JustDataML :Simplified Machine Learning for Everyone
Project description
JustDataML :Simplified Machine Learning for Everyone
Welcome to JustDataML, a user-friendly tool designed to make machine learning accessible to all, regardless of technical background. JustDataML automates the process of model selection, data preprocessing, and prediction, allowing you to focus on insights rather than coding complexities.
Authors
Features
- Automated Model Selection
- Streamlined Preprocessing
- Quick Predictions
- Flexible Configuration
- Hyperparameter Tuning
- Prediction accurately
Requirements
to Run this Tool you will Require Below this thing to do
Installation
Suggestion: Use a Virtual env for this to succesfully run it
- Install my Application with pip install
pip install JustDataML
and Now you can use it as
JDML --Config <Data Config file> --Train --Predict <test.csv> --Output <Output Name>
- Install by cloning this repository
git clone https://github.com/jaideepsinhdabhi/JustDataML.git
Go into the Repo Folder
cd JustDataML
we need to download all the required packages
pip install -r requirements.txt
Usage/Examples CLI Tool
python JDML/JDML.py -- Config <Data Config File> --Train --Predict <test.csv> --Output <Output Name>
Arguments
-
-C, --Config
: You need to provide a configuration file to obtain all the necessary arguments.Note: Make sure you give proper argument mentioned in the Document.
-
-T, --Train
: [Optional] If provided, it initiates model training based on the specified data_config file.Note : Ensure that the Data files are available in the "Data" folder.
-
-P, --Predict
: [Optional] If provided, performs prediction using the trained model. Make sure not to delete or modify the artifact folder to get the results. -
-O, --Output
: [Required with -P (--Predict)] Specifies the output name for the predicted dataframe generated from the test data. Note: it will also generate Model_summary file and if Hyperparameter is given Yes in Config file then it will generate stats file for that too
Usage/Examples as a Python library
we can also use this tool as a python library
First we will import required libraries
import pandas as pd # to read our data
from JDML.JDML import Just_Data_ML # to train , predict using JDML tool
# we will also import Libraries that we will use in our models
# for Normalization we can use other also
from sklearn.preprocessing import StandardScaler
# here for example we will use Random Forest and linear regression
from sklearn.ensemble import RandomForestRegressor
from sklearn.linear_model import LinearRegression
we have create a instance to use jdml
jdml_in = Just_Data_ML()
Lets Read the Data
Here we are using a bioinformatics data (KEGG Metabolic Reaction Network (Undirected)) and we will predict e for our example.
you can find Data Here
data_df = pd.read_csv("Data/Reaction Network (Undirected).csv",index_col=False)

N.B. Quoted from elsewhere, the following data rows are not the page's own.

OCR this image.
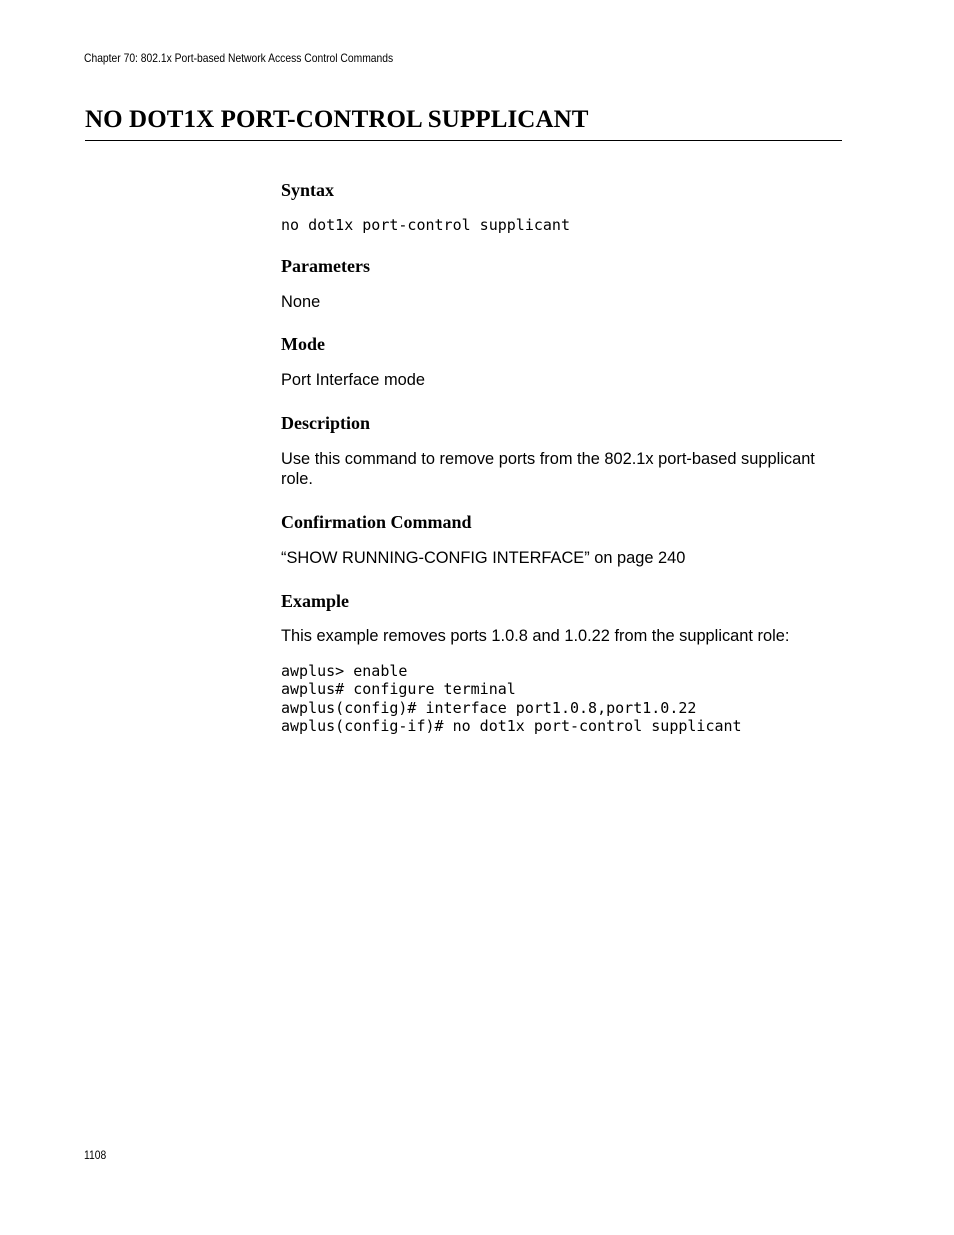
Chapter 70: 802.1x Port-based Network Access Control Commands
NO DOT1X PORT-CONTROL SUPPLICANT
Syntax
no dot1x port-control supplicant
Parameters

None

Mode

Port Interface mode

Description

Use this command to remove ports from the 802.1x port-based supplicant role.

Confirmation Command

“SHOW RUNNING-CONFIG INTERFACE” on page 240

Example

This example removes ports 1.0.8 and 1.0.22 from the supplicant role:

awplus> enable
awplus# configure terminal
awplus(config)# interface port1.0.8,port1.0.22
awplus(config-if)# no dot1x port-control supplicant
1108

Let's Assign Target_Col and Features for our task
Feature_Kegg = ["Connected Components","Diameter","Radius","Centralization","Shortest Path","Characteristic Path","Avg.num.Neighbours","Density","Heterogeneity","Isolated Nodes","Number of Self Loops","Multi-edge Node Pair","NeighborhoodConnectivity","NumberOfDirectedEdges","Stress","SelfLoops",
"Partner Of MultiEdged NodePairs","Degree","TopologicalCoefficient","BetweennessCentrality","Radiality","Eccentricity","NumberOfUndirectedEdges","ClosenessCentrality","AverageShortestPathLength","ClusteringCoefficient","nodeCount"]
target_col = ['edgeCount']
we have consider all columns as feature but we can do a feature selection and train your model for those selected features. for now we will use all the features and predict edgeCount
as Target.
Now we also need to assign few other paramters and arguments for our tool
Problem_Objective = 'Regression' #task to choose between regresison and classification
Normalization = StandardScaler() # Normalization technique our data
Models_to_train = {'Random Forest':RandomForestRegressor(n_jobs=-1), 'Linear Regression':LinearRegression()} # we have select our models and parse it as dict to work.
For Model Training
jdml_in.Data_Train(Feature_Kegg,data_df,target_col,Models_to_train,
Problem_Objective,HyperParamter_Yes_or_No='Yes', #by default it will be 'No'
Normalization_tech=Normalization)
You will have your model trained now its time for prediction
# importing test csv as DataFrame
test_df = pd.read_csv("test.csv")
note: Yes, you do not need to preprocess test file it will be handled by tool itself.
Now we need to do prediction from our test file.
predictions = jdml_in.Predict_test(Problem_Objective,Feature_Kegg,test_df)
Voila You will have the Prediction file (Column Target_Out
) in the Output DataFrame.
Data Configuration File Example
This is an example of a data configuration file (Data_Config.csv
) used with the JustData_ML (JDML) tool. This file specifies the necessary information for training and predicting with machine learning models.
CSV Structure:
The CSV file contains the following fields:
-
Data_Name: Name of the dataset file with extension and it should be present in Data Folder (
Iris.data
in this example). -
Features_Cols: Comma-separated list of feature columns in the dataset (
sepal length, sepal width, petal length, petal width
in this example). -
Target_Col: Name of the target column in the dataset (
class
in this example). -
Problem_Objective: Objective of the machine learning task (
Classification
orRegression
). -
Normalization_tech: Normalization technique to be applied (
StandardScaler
,MinMaxScaler
, etc.). -
Model_to_include: Models to include in the training process (
ALL
or specific models). (below Listed for Models) -
HyperParamter_Yes_or_No: Indicates whether hyperparameter tuning should be performed (
Yes
orNo
).A sample csv file and some Data are there in Data Folder for a demo Run
Note : It will also generate logs into a logs folder for every run check for every Run to get more idea on that.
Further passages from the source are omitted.